With a compute cluster already in hand, it was time to learn more about the available LLM-ready GPU compute modules on the market, and I soon discovered the NVIDIA Jetson line of products. After some research, I selected a module called the Orin NX 16GB, a midrange model in the line. According to the spec sheet, this module can handle "Up to 100 (Sparse) INT8 TOPs and 50 (Dense) INT8 TOPs," for a retail price of under $1,000. What are TOPs? Trillions of Operations Per second. In this case, 8-bit integer operations. In other words, this unassuming little RAM-looking chip is a BEAST. In practice, this module is able to run LLMs with 8 billion parameters while barely breaking a sweat.

Meet Orin Jetson

The form factor of the Orin NX is the correct match for the Turing Pi compute cluster. So, I plugged it in and started trying to flash it (in other words, set it up). Doing so was a minor ordeal of bare metal installations of Ubuntu 20.04 and 22.04 back and forth, and switching back and forth between the Turing Pi and a dedicated carrier board for each attempt, and cross-referencing documentation from Stack Overflow, NVIDIA Developer Forums, Turing Pi Discord Forums, and GitHub Gists. This was a summer of bleeding edge open source development for Orin hardware. But, I got it done.

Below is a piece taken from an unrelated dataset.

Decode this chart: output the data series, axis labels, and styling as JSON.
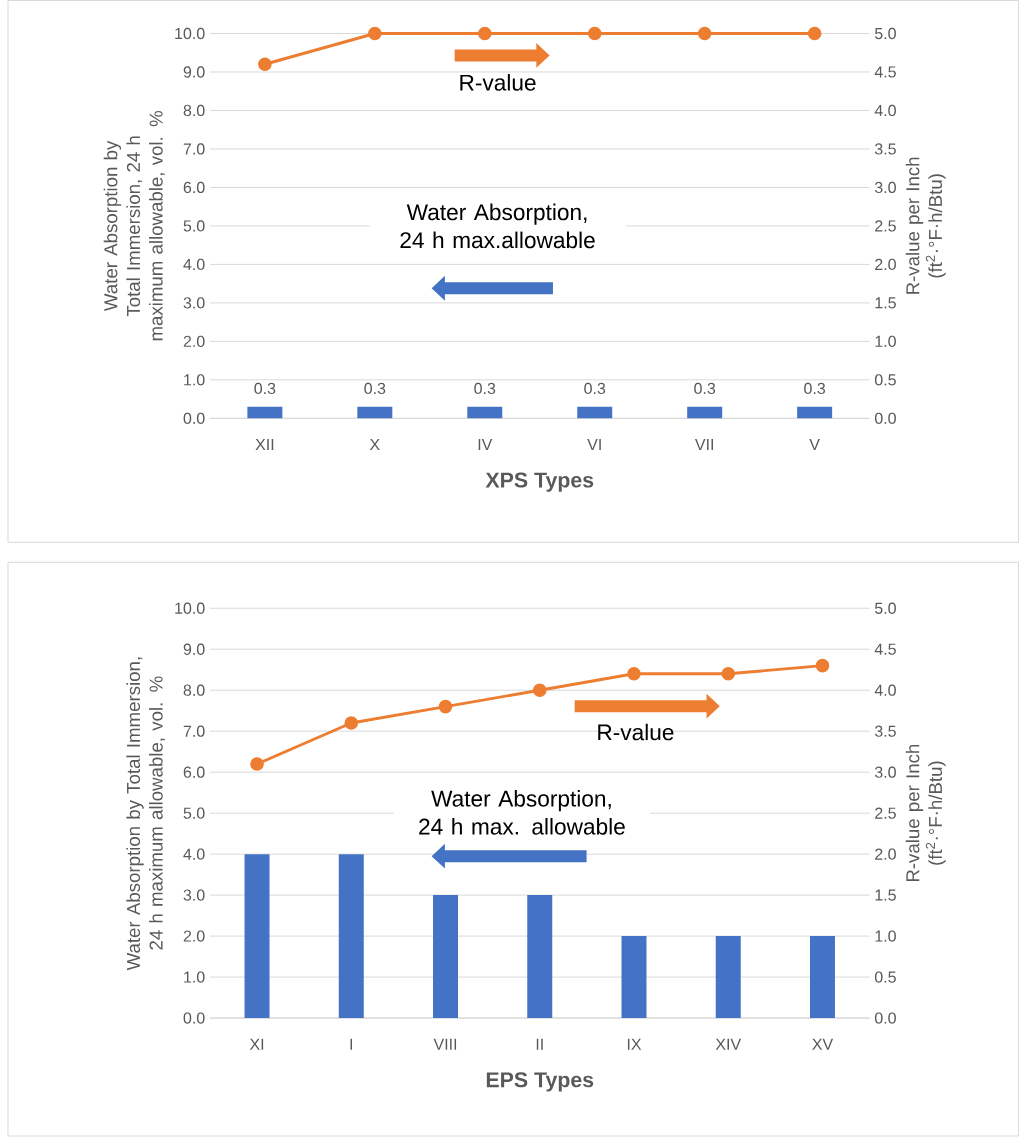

Once the Orin was running in the Turing Pi cluster, it was time to install some LLM software. Initial attempts to directly install and run an open source program called ollama as a server failed. Fortunately, there's jetson-containers. This is a Docker-based open source package that allows turnkey access to not only ollama but many other open source AI programs as well, on Jetson hardware. Once jetson-containers was set up, running ollama as a server was easy. And with ollama, it's just as easy to choose from literally thousands of open source LLMs, AI code completion models, and computer vision models.

The Many Clients of Ollama

With the ollama server running on the Orin and exposed to the internal local area network on a custom port, it was time to set up some remote clients. First, for my Mac and iOS devices, I installed Enchanted, an open source GUI for ollama written in Swift. This allowed for ongoing conversations with a number of models from everyday devices while at home. I can even ask questions (or, in LLM terms, prompts) to Enchanted via speaking.

Next up was the code editor. Continue is an open source AI code assistant that easily integrates with both VS Codium (the open source version of Microsoft's VS Code) and the local ollama server.

With that, there are now three ways to interact with this private, fully open source toolchain of home AI:

  1. Speak or type prompts to various models (usually llama3.1 at the moment) via Enchanted
  2. Use code suggestion and code completion features via various models (usually deepseek-coder-v2 at the moment) from VS Codium with Continue
  3. Directly ssh into the Jetson module to upgrade jetson-containers as needed and manage models via the command line ollama client

Conclusion

In all honesty, there were several failed attempts over as many months that occurred with setting up this Jetson module before the events described above. There was even a moment of doubt and regret where I thought I'd never get it working. Now, I no longer doubt nor regret the value of this ambitious project. In fact, I like having my very own talking rubber duck!